The challenges Sir John Beddington set out as priorities in his recent Foresight Report into world food security included balancing future demand and supply sustainably; ensuring adequate stability in food supplies; achieving global access to food and ending hunger; mitigating climate change; and maintaining biodiversity while feeding the world.


I agree. I came to almost identical conclusions in a paper (summarised in Farmers Weekly) on the same subject more than three years ago.

All that’s happened in the interim is that the problems have become more acute and decisive action to deal with them more urgent. Meanwhile, the world is in a financial crisis, which will cause even more delays.

The fact that here in the West, supermarket shelves are still fully stocked, even though prices are higher, allows the luxury of inaction.

But as I suggested in my paper and the Foresight Report confirmed, it may already be too late to initiate the research and innovative systems that could avoid further hunger, food riots and possibly worse.

Crop yields, milk production and the like cannot be increased exponentially overnight. “Just in time” doesn’t apply with biology. It takes years and it takes investment. It also requires a stable trading environment in which farmers can work with confidence that their production will earn a viable return. Volatility is not a recipe for stable production or steady food prices.

But that is exactly what we have at present. According to DEFRA’s Farm Business Income forecasts, published last month, dairy farmers can expect a drop of 24% in their incomes during the trading year 2010-11. Grazing livestock farmers in less favoured areas will see their incomes decrease by 33%, with lowland graziers down by 48%.

Poultry farms could see a fall of 6% year-on-year, but be down 50% compared with 2007-08. Pig farmers face a drop of 66% because of higher feed costs and lower prices.

Cereal farmers, on the other hand, could be 73% better off in 2010-11 following a 34% fall during 2009-10. Moreover, during that year, many would have lost money without their single farm payments (SFP). Who knows how long current grain prices will last?

As a major grain buyer said to me the other day: “You may regret seeing £200/t for feed wheat. Consumers will remember it and throw it in your faces after values drop. And few growers have averaged more than £130-140/t anyway because they sold on the way up from £90/t.”

I suspect DEFRA secretary Caroline Spelman was also thinking of current wheat prices when she called for “very substantial cuts” in the CAP budget. If so, she was forgetting the livestock sector and its high feed costs. And she was being inconsistent with her professed support of the Foresight Report.
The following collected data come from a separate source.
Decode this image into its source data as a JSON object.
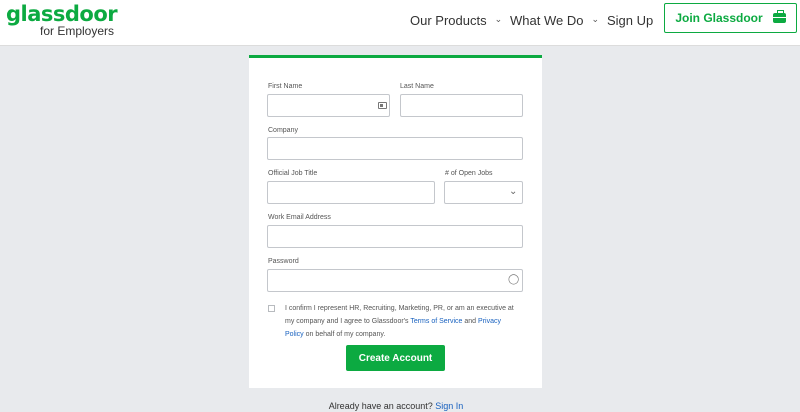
{
  "header": {
    "logo_main": "glassdoor",
    "logo_sub": "for Employers",
    "nav": [
      {
        "label": "Our Products",
        "has_dropdown": true
      },
      {
        "label": "What We Do",
        "has_dropdown": true
      },
      {
        "label": "Sign Up",
        "has_dropdown": false
      }
    ],
    "join_label": "Join Glassdoor"
  },
  "form": {
    "first_name": {
      "label": "First Name",
      "value": ""
    },
    "last_name": {
      "label": "Last Name",
      "value": ""
    },
    "company": {
      "label": "Company",
      "value": ""
    },
    "job_title": {
      "label": "Official Job Title",
      "value": ""
    },
    "open_jobs": {
      "label": "# of Open Jobs",
      "value": ""
    },
    "email": {
      "label": "Work Email Address",
      "value": ""
    },
    "password": {
      "label": "Password",
      "value": ""
    },
    "consent": {
      "checked": false,
      "text_before": "I confirm I represent HR, Recruiting, Marketing, PR, or am an executive at my company and I agree to Glassdoor's ",
      "terms_link": "Terms of Service",
      "text_middle": " and ",
      "privacy_link": "Privacy Policy",
      "text_after": " on behalf of my company."
    },
    "submit_label": "Create Account"
  },
  "footer": {
    "prompt": "Already have an account?",
    "signin_link": "Sign In"
  },
  "colors": {
    "brand_green": "#0caa41",
    "link_blue": "#1861bf",
    "page_bg": "#e8eaed"
  }
}
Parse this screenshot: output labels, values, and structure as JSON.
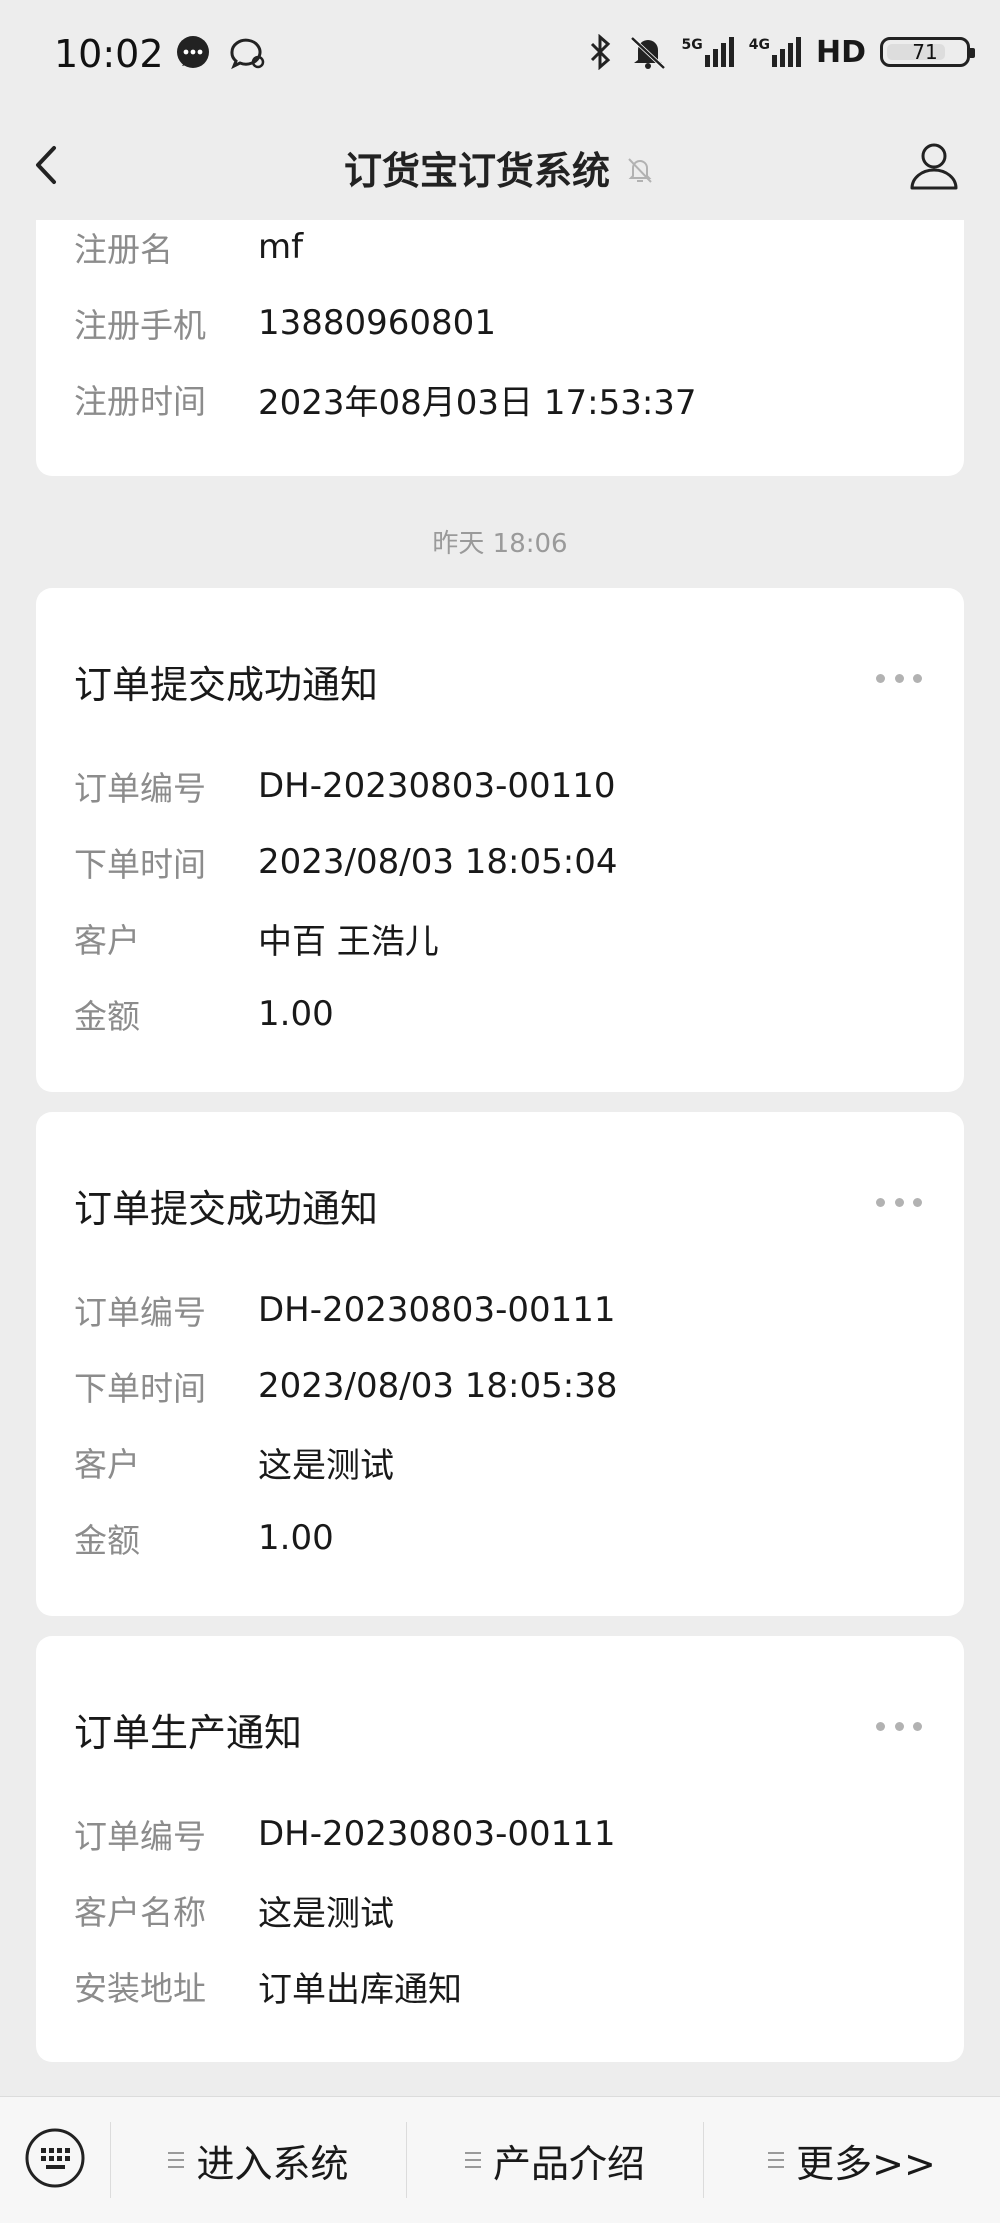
{
  "status_bar": {
    "time": "10:02",
    "battery": "71",
    "signal_labels": [
      "5G",
      "4G",
      "HD"
    ]
  },
  "nav": {
    "title": "订货宝订货系统"
  },
  "registration_card": {
    "rows": [
      {
        "label": "注册名",
        "value": "mf"
      },
      {
        "label": "注册手机",
        "value": "13880960801"
      },
      {
        "label": "注册时间",
        "value": "2023年08月03日 17:53:37"
      }
    ]
  },
  "timestamp": "昨天 18:06",
  "cards": [
    {
      "title": "订单提交成功通知",
      "rows": [
        {
          "label": "订单编号",
          "value": "DH-20230803-00110"
        },
        {
          "label": "下单时间",
          "value": "2023/08/03 18:05:04"
        },
        {
          "label": "客户",
          "value": "中百 王浩儿"
        },
        {
          "label": "金额",
          "value": "1.00"
        }
      ]
    },
    {
      "title": "订单提交成功通知",
      "rows": [
        {
          "label": "订单编号",
          "value": "DH-20230803-00111"
        },
        {
          "label": "下单时间",
          "value": "2023/08/03 18:05:38"
        },
        {
          "label": "客户",
          "value": "这是测试"
        },
        {
          "label": "金额",
          "value": "1.00"
        }
      ]
    },
    {
      "title": "订单生产通知",
      "rows": [
        {
          "label": "订单编号",
          "value": "DH-20230803-00111"
        },
        {
          "label": "客户名称",
          "value": "这是测试"
        },
        {
          "label": "安装地址",
          "value": "订单出库通知"
        }
      ]
    }
  ],
  "bottom_menu": {
    "items": [
      {
        "label": "进入系统"
      },
      {
        "label": "产品介绍"
      },
      {
        "label": "更多>>"
      }
    ]
  },
  "colors": {
    "background": "#ededed",
    "card": "#ffffff",
    "label_gray": "#8c8c8c",
    "text": "#191919"
  }
}
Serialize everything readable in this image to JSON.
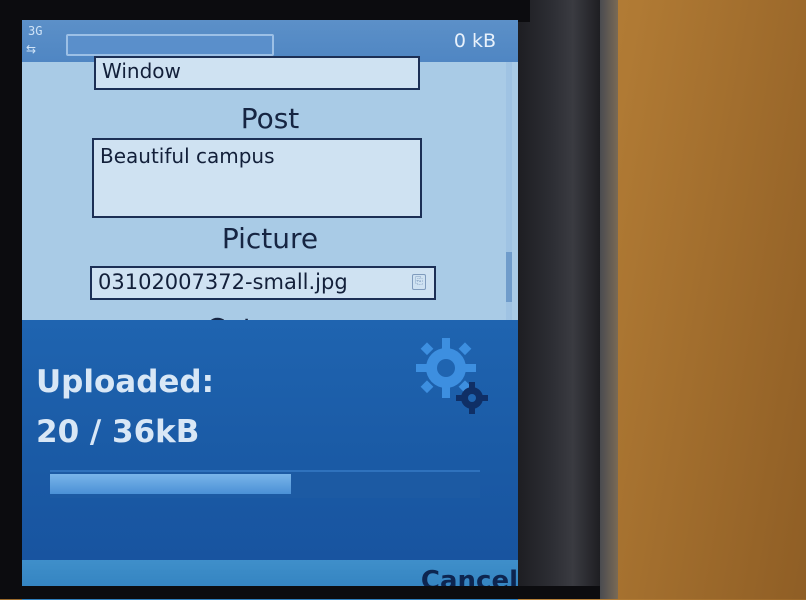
{
  "status": {
    "network": "3G",
    "data_counter": "0 kB"
  },
  "form": {
    "window_value": "Window",
    "post_label": "Post",
    "post_value": "Beautiful campus",
    "picture_label": "Picture",
    "picture_value": "03102007372-small.jpg",
    "category_label": "Category"
  },
  "upload": {
    "title": "Uploaded:",
    "amount": "20 / 36kB",
    "progress": 0.56
  },
  "softkeys": {
    "cancel": "Cancel"
  },
  "colors": {
    "panel": "#1f64b0",
    "progress": "#79b5ea",
    "screen": "#a9cbe6"
  },
  "icons": {
    "busy": "gear-icon",
    "attach": "attachment-icon"
  }
}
The fact is our industry needs a safety net to even out some of that volatility and keep production flowing. I don’t like the decoupled SFP system, but it’s what we’ve got and it must not be ditched until there’s something better available. I would prefer the US system of countercyclical aid, where aid is reduced when market prices are high and increased when they are low. That could provide the kind of stability we need. But it’s not on offer.

However, failure to retain adequate stabilising support would cut production and domestic food security still further.

Yes, we have the cash to import more but that would exacerbate hunger in developing countries – something the Foresight Report also sought to avoid.

It’s not taken long for Mrs Spelman to adopt the DEFRA dogma.

David Richardson farms about 400ha (1000 acres) of arable land near Norwich in Norfolk in partnership with his wife, Lorna. His son, Rob, is farm manager.